English philanthropist (1653–1705)

Abel Collin (1653 – 1705) was an English philanthropist. He established Abel Collin's Charity.

==Family==
He was the son of Laurence Collin.

His sister, Fortune Collin, married Thomas Smith, founder of Smith's Bank in Nottingham.

==History of the Charity==
By his Will, published in 1704, twenty four alms houses were built in Nottingham. The initial purchase of land was made by Thomas Smith in 1708 for the purpose of building some little houses and endowing same for some poor men or women to dwell in.

As time went on, further land and property was purchased. In 1709, a new building was erected on Friar Lane. In 1831, the Almshouses on Carrington Street were largely rebuilt. Early in 1909 the 80 years leases of the Nottingham property fell in, the income from that source increasing sevenfold. £17,000 (equivalent to £ in ), was also received from the Nottingham Corporation for land acquired for street widening and taken largely out of the ground of the almshouses.

The site occupied by twenty almshouses in Carrington Street was sold and new houses were erected on Derby Road, Beeston.

In 1954, the remainder of the Almshouses on Carrington Street were demolished.
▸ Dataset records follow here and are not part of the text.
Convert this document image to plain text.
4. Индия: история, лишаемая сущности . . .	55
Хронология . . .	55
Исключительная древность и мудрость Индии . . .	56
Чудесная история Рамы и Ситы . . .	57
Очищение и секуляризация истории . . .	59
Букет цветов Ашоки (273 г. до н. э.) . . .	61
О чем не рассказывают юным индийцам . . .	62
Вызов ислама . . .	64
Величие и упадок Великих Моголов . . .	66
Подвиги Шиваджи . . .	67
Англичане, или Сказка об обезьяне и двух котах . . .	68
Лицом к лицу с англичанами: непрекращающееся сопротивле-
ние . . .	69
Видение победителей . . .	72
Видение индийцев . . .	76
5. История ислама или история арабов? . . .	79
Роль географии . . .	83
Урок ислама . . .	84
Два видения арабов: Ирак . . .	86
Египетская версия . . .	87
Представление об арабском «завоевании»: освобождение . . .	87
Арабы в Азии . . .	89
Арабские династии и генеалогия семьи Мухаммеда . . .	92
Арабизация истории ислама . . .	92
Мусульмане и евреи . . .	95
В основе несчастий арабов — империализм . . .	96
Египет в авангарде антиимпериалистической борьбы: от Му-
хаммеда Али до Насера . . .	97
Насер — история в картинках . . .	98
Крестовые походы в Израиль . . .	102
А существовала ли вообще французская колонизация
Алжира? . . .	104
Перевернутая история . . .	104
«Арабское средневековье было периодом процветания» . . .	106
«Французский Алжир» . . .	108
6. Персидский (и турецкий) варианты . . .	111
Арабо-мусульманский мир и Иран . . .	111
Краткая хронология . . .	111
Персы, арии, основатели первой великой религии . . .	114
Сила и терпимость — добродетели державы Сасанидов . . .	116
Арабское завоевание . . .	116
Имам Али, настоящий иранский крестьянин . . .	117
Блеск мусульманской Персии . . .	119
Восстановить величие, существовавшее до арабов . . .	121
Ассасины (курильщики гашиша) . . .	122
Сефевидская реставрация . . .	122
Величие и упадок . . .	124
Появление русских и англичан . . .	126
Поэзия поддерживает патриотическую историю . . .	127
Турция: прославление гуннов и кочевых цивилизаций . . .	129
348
In 1956, the Almshouses on Friar Lane were demolished to create room for Maid Marian Way. Pevsner thought that this was one of the best almshouses of its date in England.

===Current status===
The Charity The United Charities of Abel Collin still exists over 300 years from its founding. It is the oldest charity in Nottingham.

It now has 63 houses and bungalows in Beeston, Nottingham. Four bungalows were completed in 2010 - designed by the Nottingham firm Marsh Grochowski for the tercentenary year.

The charity is run by a board of Trustees.

The charity became a Charitable Incorporated Organisation on 1 January 2021.